Is America alienating its allies?

A woman peers from behind an American Flag.
A woman peers over an American Flag during a protest in downtown St. Paul, Minn. on Thursday, Feb. 16, 2017.
Evan Frost | MPR News

Does "America First" rhetoric weaken America's position as a global leader? Or does it help the United States to scale back past policies that have been criticized as 'overbearing' in the past?

Political Junkie Ken Rudin said the current administration views the role of diplomacy differently than American administrations have in the past.

"Until Donald Trump, every administration did believe in diplomacy," Rudin said, "Forget about whether their policies were unpopular, they never went out of their way to antagonize enemies."

Michael Wahid Hanna is a senior fellow at the Century Foundation.

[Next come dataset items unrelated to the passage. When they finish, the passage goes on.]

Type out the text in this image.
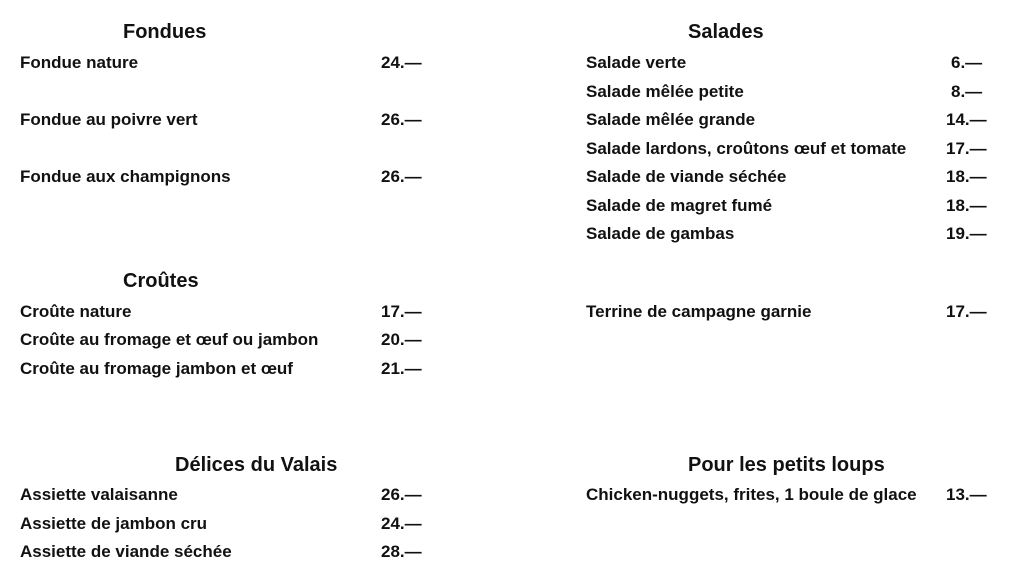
Fondues
Fondue nature	24.—
Fondue au poivre vert	26.—
Fondue aux champignons	26.—
Croûtes
Croûte nature	17.—
Croûte au fromage et œuf ou jambon	20.—
Croûte au fromage jambon et œuf	21.—
Délices du Valais
Assiette valaisanne	26.—
Assiette de jambon cru	24.—
Assiette de viande séchée	28.—
Salades
Salade verte	6.—
Salade mêlée petite	8.—
Salade mêlée grande	14.—
Salade lardons, croûtons œuf et tomate 17.—
Salade de viande séchée	18.—
Salade de magret fumé	18.—
Salade de gambas	19.—
Terrine de campagne garnie	17.—
Pour les petits loups
Chicken-nuggets, frites, 1 boule de glace 13.—
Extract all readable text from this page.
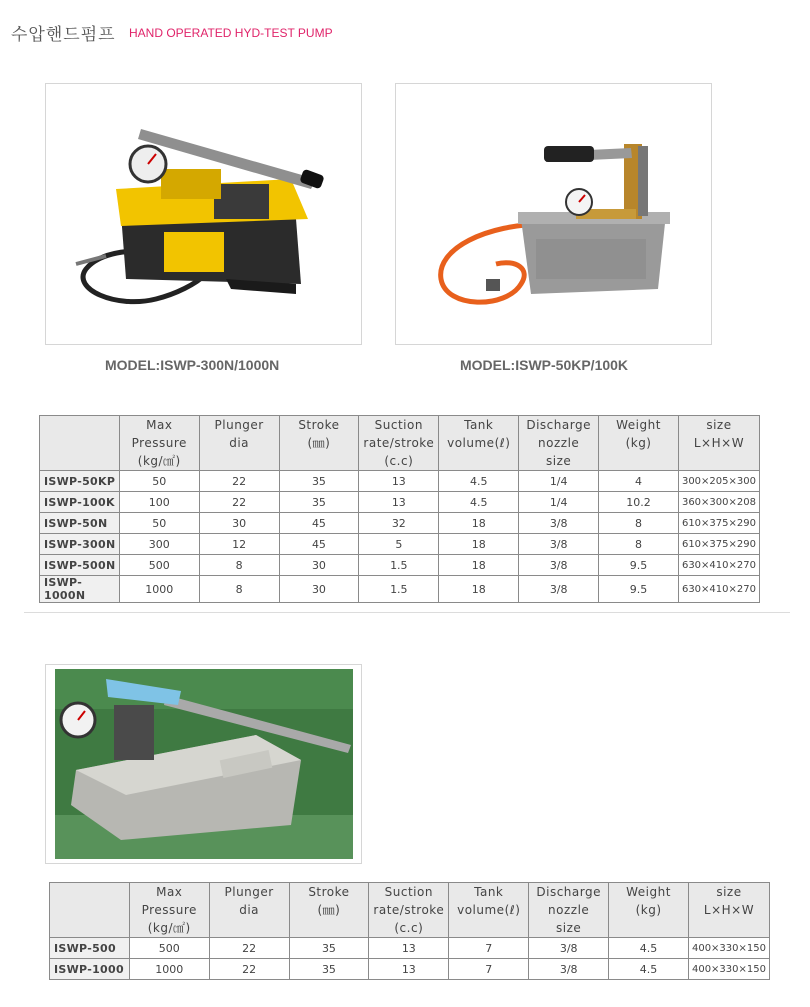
수압핸드펌프 HAND OPERATED HYD-TEST PUMP
MODEL:ISWP-300N/1000N	MODEL:ISWP-50KP/100K
	Max
Pressure
(kg/㎠)	Plunger
dia	Stroke
(㎜)	Suction
rate/stroke
(c.c)	Tank
volume(ℓ)	Discharge
nozzle
size	Weight
(kg)	size
L×H×W

ISWP-50KP	50	22	35	13	4.5	1/4	4	300×205×300
ISWP-100K	100	22	35	13	4.5	1/4	10.2	360×300×208
ISWP-50N	50	30	45	32	18	3/8	8	610×375×290
ISWP-300N	300	12	45	5	18	3/8	8	610×375×290
ISWP-500N	500	8	30	1.5	18	3/8	9.5	630×410×270
ISWP-1000N	1000	8	30	1.5	18	3/8	9.5	630×410×270
	Max
Pressure
(kg/㎠)	Plunger
dia	Stroke
(㎜)	Suction
rate/stroke
(c.c)	Tank
volume(ℓ)	Discharge
nozzle
size	Weight
(kg)	size
L×H×W

ISWP-500	500	22	35	13	7	3/8	4.5	400×330×150
ISWP-1000	1000	22	35	13	7	3/8	4.5	400×330×150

He said the current disruption in the way the U.S. is conducting its foreign relations could cause problems.

"It matters what happens elsewhere. We don't do foreign policy and diplomacy as a charity. We do these things because they are good for the United States," Hanna said. "One of the big problems with the way [President] Trump approaches the international stage and many of his supporters do as well, is they view this in zero-sum terms where the United States wins and other people lose and that's not the way the world economy works and it's not the way we as Americans have thought about our place in the world for many decades. And, on the whole, that has benefited the United States."